Thursday, November 6, 2014

Corporations Are Not Humans : Not Even Close---Episode 66



                               AGENDUM FOR CHANGE 
                                            (continued) 

    EQUITABLE ALLOCATION OF PAID EMPLOYMENT 

Access to opportunities for paid employment should also be allocated as fairly as possible through measures to reduce the work week and assure equal employment opportunity regardless of gender, race, and other extraneous considerations.

Such measures can be phased in over time and adjusted to reflect experience. The idea here is not to provide a prescriptive blueprint but rather to illustrate the kinds of policies that would lead us to healthier societies. Different approaches will surely be appropriate in different settings, and the administration and findings of such initiatives should be undertaken by the smallest and most local governance units as possible. For example, in predominantly agrarian societies with equitable land distribution, a very small guaranteed minimum income might be adequate. The same might be true in stable egalitarian societies in which living costs are low and there are ample employment opportunities for all who wish to work. A guaranteed income is probably most necessary to correct imbalances in societies such as the United States, where living costs are high, there is extreme inequality,and jobs paying a wage adequate to maintain a decent living are scarce. 

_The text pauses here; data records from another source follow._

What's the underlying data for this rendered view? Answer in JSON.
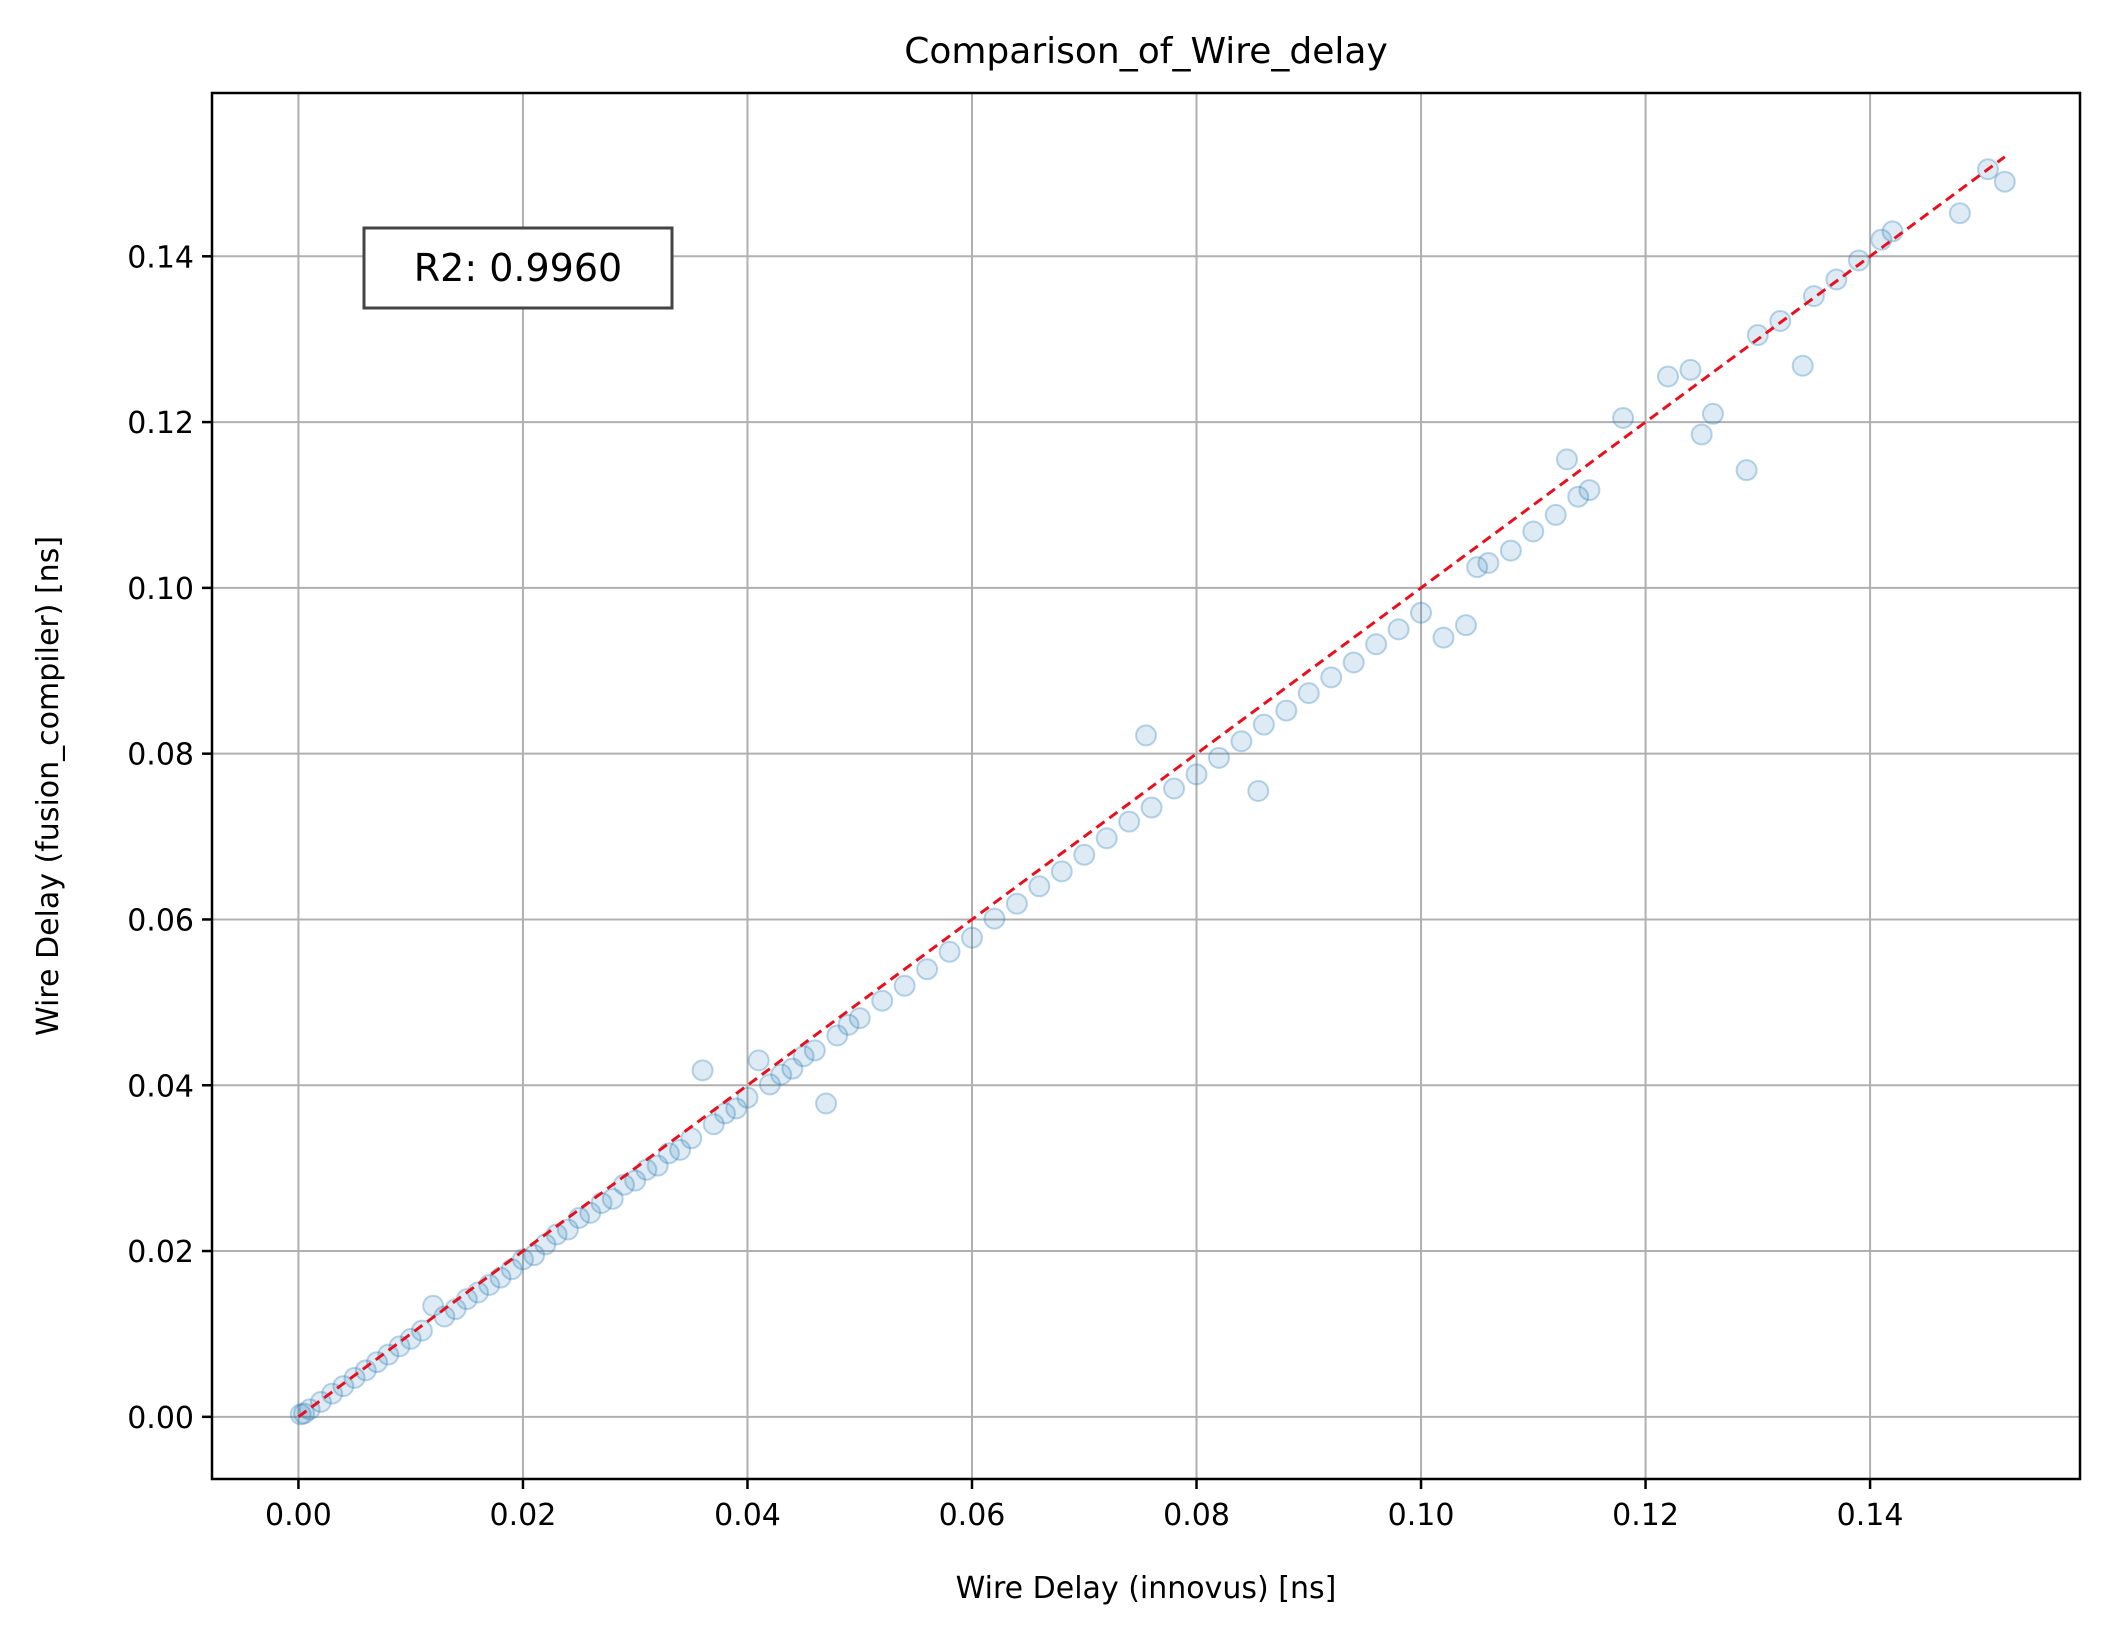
{
  "chart_data": {
    "type": "scatter",
    "title": "Comparison_of_Wire_delay",
    "xlabel": "Wire Delay (innovus) [ns]",
    "ylabel": "Wire Delay (fusion_compiler) [ns]",
    "xlim": [
      -0.0077,
      0.1587
    ],
    "ylim": [
      -0.0075,
      0.1597
    ],
    "xticks": [
      0.0,
      0.02,
      0.04,
      0.06,
      0.08,
      0.1,
      0.12,
      0.14
    ],
    "yticks": [
      0.0,
      0.02,
      0.04,
      0.06,
      0.08,
      0.1,
      0.12,
      0.14
    ],
    "xtick_labels": [
      "0.00",
      "0.02",
      "0.04",
      "0.06",
      "0.08",
      "0.10",
      "0.12",
      "0.14"
    ],
    "ytick_labels": [
      "0.00",
      "0.02",
      "0.04",
      "0.06",
      "0.08",
      "0.10",
      "0.12",
      "0.14"
    ],
    "grid": true,
    "point_color": "#1f77b4",
    "point_alpha": 0.15,
    "reference_line": {
      "style": "dashed",
      "color": "#e8101e",
      "x": [
        0.0,
        0.152
      ],
      "y": [
        0.0,
        0.152
      ]
    },
    "annotation": "R2: 0.9960",
    "points": [
      [
        0.0002,
        0.0003
      ],
      [
        0.0005,
        0.0004
      ],
      [
        0.001,
        0.0009
      ],
      [
        0.002,
        0.0018
      ],
      [
        0.003,
        0.0028
      ],
      [
        0.004,
        0.0037
      ],
      [
        0.005,
        0.0047
      ],
      [
        0.006,
        0.0056
      ],
      [
        0.007,
        0.0066
      ],
      [
        0.008,
        0.0075
      ],
      [
        0.009,
        0.0085
      ],
      [
        0.01,
        0.0094
      ],
      [
        0.011,
        0.0104
      ],
      [
        0.012,
        0.0134
      ],
      [
        0.013,
        0.0121
      ],
      [
        0.014,
        0.013
      ],
      [
        0.015,
        0.0142
      ],
      [
        0.016,
        0.015
      ],
      [
        0.017,
        0.0159
      ],
      [
        0.018,
        0.0168
      ],
      [
        0.019,
        0.0178
      ],
      [
        0.02,
        0.019
      ],
      [
        0.021,
        0.0195
      ],
      [
        0.022,
        0.0208
      ],
      [
        0.023,
        0.022
      ],
      [
        0.024,
        0.0226
      ],
      [
        0.025,
        0.024
      ],
      [
        0.026,
        0.0246
      ],
      [
        0.027,
        0.0258
      ],
      [
        0.028,
        0.0263
      ],
      [
        0.029,
        0.028
      ],
      [
        0.03,
        0.0285
      ],
      [
        0.031,
        0.0298
      ],
      [
        0.032,
        0.0303
      ],
      [
        0.033,
        0.0318
      ],
      [
        0.034,
        0.0322
      ],
      [
        0.035,
        0.0336
      ],
      [
        0.036,
        0.0418
      ],
      [
        0.037,
        0.0353
      ],
      [
        0.038,
        0.0366
      ],
      [
        0.039,
        0.0372
      ],
      [
        0.04,
        0.0385
      ],
      [
        0.041,
        0.043
      ],
      [
        0.042,
        0.0401
      ],
      [
        0.043,
        0.0413
      ],
      [
        0.044,
        0.042
      ],
      [
        0.045,
        0.0435
      ],
      [
        0.046,
        0.0442
      ],
      [
        0.047,
        0.0378
      ],
      [
        0.048,
        0.046
      ],
      [
        0.049,
        0.0473
      ],
      [
        0.05,
        0.0481
      ],
      [
        0.052,
        0.0502
      ],
      [
        0.054,
        0.052
      ],
      [
        0.056,
        0.054
      ],
      [
        0.058,
        0.0561
      ],
      [
        0.06,
        0.0578
      ],
      [
        0.062,
        0.0601
      ],
      [
        0.064,
        0.0619
      ],
      [
        0.066,
        0.064
      ],
      [
        0.068,
        0.0658
      ],
      [
        0.07,
        0.0678
      ],
      [
        0.072,
        0.0698
      ],
      [
        0.074,
        0.0718
      ],
      [
        0.0755,
        0.0822
      ],
      [
        0.076,
        0.0735
      ],
      [
        0.078,
        0.0758
      ],
      [
        0.08,
        0.0775
      ],
      [
        0.082,
        0.0795
      ],
      [
        0.084,
        0.0815
      ],
      [
        0.0855,
        0.0755
      ],
      [
        0.086,
        0.0835
      ],
      [
        0.088,
        0.0852
      ],
      [
        0.09,
        0.0873
      ],
      [
        0.092,
        0.0892
      ],
      [
        0.094,
        0.091
      ],
      [
        0.096,
        0.0932
      ],
      [
        0.098,
        0.095
      ],
      [
        0.1,
        0.097
      ],
      [
        0.102,
        0.094
      ],
      [
        0.104,
        0.0955
      ],
      [
        0.105,
        0.1025
      ],
      [
        0.106,
        0.103
      ],
      [
        0.108,
        0.1045
      ],
      [
        0.11,
        0.1068
      ],
      [
        0.112,
        0.1088
      ],
      [
        0.113,
        0.1155
      ],
      [
        0.114,
        0.111
      ],
      [
        0.115,
        0.1118
      ],
      [
        0.118,
        0.1205
      ],
      [
        0.122,
        0.1255
      ],
      [
        0.124,
        0.1263
      ],
      [
        0.125,
        0.1185
      ],
      [
        0.126,
        0.121
      ],
      [
        0.129,
        0.1142
      ],
      [
        0.13,
        0.1305
      ],
      [
        0.132,
        0.1322
      ],
      [
        0.134,
        0.1268
      ],
      [
        0.135,
        0.1352
      ],
      [
        0.137,
        0.1372
      ],
      [
        0.139,
        0.1395
      ],
      [
        0.141,
        0.142
      ],
      [
        0.142,
        0.143
      ],
      [
        0.148,
        0.1452
      ],
      [
        0.1505,
        0.1505
      ],
      [
        0.152,
        0.149
      ]
    ]
  }
}
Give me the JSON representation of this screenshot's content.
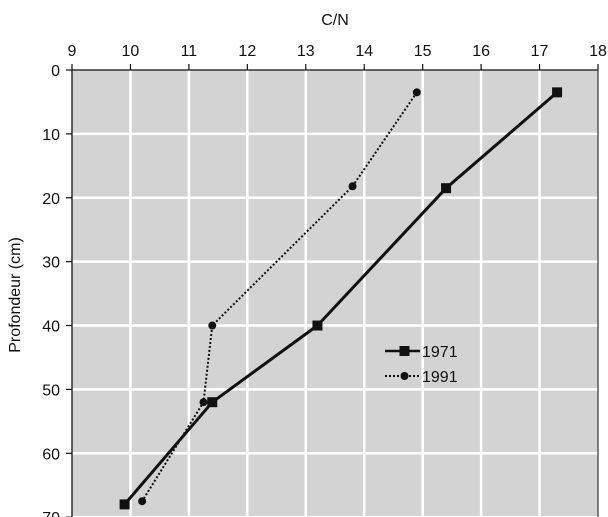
{
  "chart_data": {
    "type": "line",
    "xlabel": "C/N",
    "ylabel": "Profondeur (cm)",
    "x_axis_position": "top",
    "y_axis_inverted": true,
    "xlim": [
      9,
      18
    ],
    "ylim": [
      0,
      70
    ],
    "xticks": [
      9,
      10,
      11,
      12,
      13,
      14,
      15,
      16,
      17,
      18
    ],
    "yticks": [
      0,
      10,
      20,
      30,
      40,
      50,
      60,
      70
    ],
    "grid": true,
    "plot_background": "#d3d3d3",
    "grid_color": "#ffffff",
    "legend_placement": "center-right",
    "series": [
      {
        "name": "1971",
        "style": "solid",
        "marker": "square",
        "color": "#111111",
        "points": [
          {
            "x": 17.3,
            "y": 3.5
          },
          {
            "x": 15.4,
            "y": 18.5
          },
          {
            "x": 13.2,
            "y": 40
          },
          {
            "x": 11.4,
            "y": 52
          },
          {
            "x": 9.9,
            "y": 68
          }
        ]
      },
      {
        "name": "1991",
        "style": "dotted",
        "marker": "circle",
        "color": "#111111",
        "points": [
          {
            "x": 14.9,
            "y": 3.5
          },
          {
            "x": 13.8,
            "y": 18.2
          },
          {
            "x": 11.4,
            "y": 40
          },
          {
            "x": 11.25,
            "y": 52
          },
          {
            "x": 10.2,
            "y": 67.5
          }
        ]
      }
    ]
  }
}
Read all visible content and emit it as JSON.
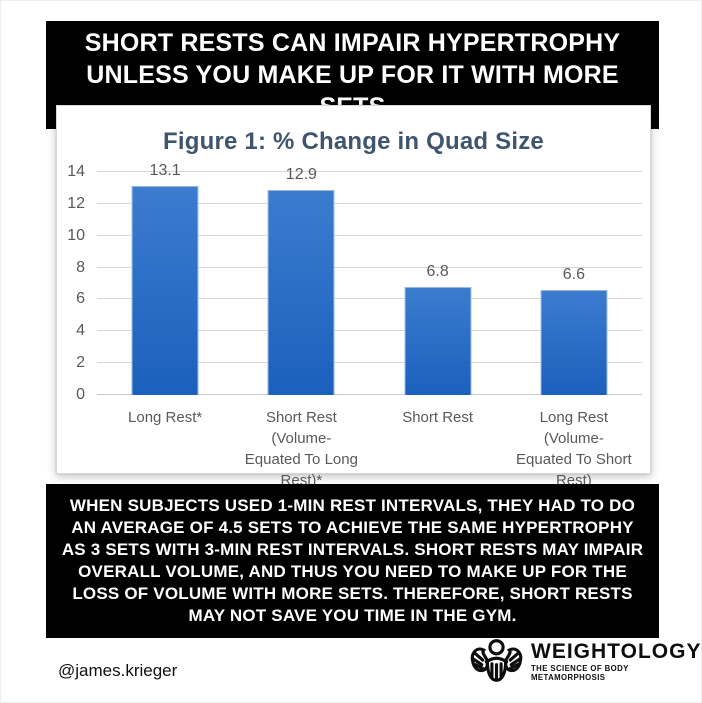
{
  "banner": {
    "text": "SHORT RESTS CAN IMPAIR HYPERTROPHY UNLESS YOU MAKE UP FOR IT WITH MORE SETS",
    "bg": "#000000",
    "fg": "#ffffff"
  },
  "chart_data": {
    "type": "bar",
    "title": "Figure 1: % Change in Quad Size",
    "categories": [
      "Long Rest*",
      "Short Rest (Volume-Equated To Long Rest)*",
      "Short Rest",
      "Long Rest (Volume-Equated To Short Rest)"
    ],
    "categories_lines": [
      [
        "Long Rest*"
      ],
      [
        "Short Rest (Volume-",
        "Equated To Long",
        "Rest)*"
      ],
      [
        "Short Rest"
      ],
      [
        "Long Rest (Volume-",
        "Equated To Short",
        "Rest)"
      ]
    ],
    "values": [
      13.1,
      12.9,
      6.8,
      6.6
    ],
    "value_labels": [
      "13.1",
      "12.9",
      "6.8",
      "6.6"
    ],
    "xlabel": "",
    "ylabel": "",
    "ylim": [
      0,
      14
    ],
    "yticks": [
      0,
      2,
      4,
      6,
      8,
      10,
      12,
      14
    ],
    "grid": true,
    "legend": "none",
    "colors": {
      "bar_top": "#3c7ccf",
      "bar_bottom": "#1b60bd",
      "title_text": "#3f556e",
      "axis_text": "#595959",
      "gridline": "#d6d6d6"
    }
  },
  "summary": {
    "text": "WHEN SUBJECTS USED 1-MIN REST INTERVALS, THEY HAD TO DO AN AVERAGE OF 4.5 SETS TO ACHIEVE THE SAME HYPERTROPHY AS 3 SETS WITH 3-MIN REST INTERVALS. SHORT RESTS MAY IMPAIR OVERALL VOLUME, AND THUS YOU NEED TO MAKE UP FOR THE LOSS OF VOLUME WITH MORE SETS. THEREFORE, SHORT RESTS MAY NOT SAVE YOU TIME IN THE GYM.",
    "bg": "#000000",
    "fg": "#ffffff"
  },
  "footer": {
    "handle": "@james.krieger",
    "brand": "WEIGHTOLOGY",
    "tagline": "THE SCIENCE OF BODY METAMORPHOSIS"
  }
}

If we are to manage our economic spaces in the human interest, we will need accounting tools suited to this purpose. Sixto Roxas, an economist and former international bank executive from the Philippines, explains that conventional national income accounts do not meet this need, because they measure the costs and benefits of economic activity from the standpoint of the firm, not the community. The differences are fundamental. For example, the firm profits by employing the least possible number of workers at the lowest possible wage. The community profits by having its members fully employed at the highest possible wage. The firm may profit by depleting a local forest or mineral resource and then moving elsewhere, while the community is left devastated.
   Roxas and his colleagues are developing community-based accounting systems that assess economic costs and benefits in terms of their consequences for the health of households, communities, and ecosystems. They also record how much of the value generated from local economic activity remains in the community and how much flows out. Thus, if local forests are being clear-cut and the timber and profits are being exported while the community is left with a barren landscape, this shows up as a net loss rather than the net gain recorded by conventional economic accounting. Significant attention is needed to developing and applying such systems as economic management tools. 

                   LOCALIZING THE GLOBAL SYSTEM 

   Transnational corporations have for decades used global institutions and international agreements to circumvent democratic processes, force open national economies, and transfer control over markets, finance, resources, and productive assets to themselves. Any agendum to reclaim economic and political spaces for people must address the need to replace this predatory system of global governance with a system that : 

* Empowers people and institutions at national and local levels to control and manage their economic resources to their own benefit ; 

* Makes it difficult for any locality to externalize its production or consumption costs beyond its borders ; and 

* Encourages cooperation among localities in the search for solutions to shared problems.

These objectives are strongly supported by the application of sound market principles. As we have already seen,to function in the public interest, markets must operate within a framework of enforceable rules that maintain the conditions of socially efficient market allocation. Otherwise productive investment is driven out by predatory speculation, cost internalizing firms are put out of business by cost externalizers, and the market becomes dominated by centrally planned corporate monopolies. It is therefore important for global institutions to support national and local governments in their efforts to implement sound market rules. Normally, such rules will favor local producers that use local resources to meet local needs and will protect local markets and resources from colonization by economic predators. At the same time, the people of a country must have the freedom to decide the extent to which they wish to integrate their national economy with the national economies of other willing partners. Whatever its level of integration, a primary obligation of the individual country to the international system is to keep its exports and imports with the rest of the world roughly in balance.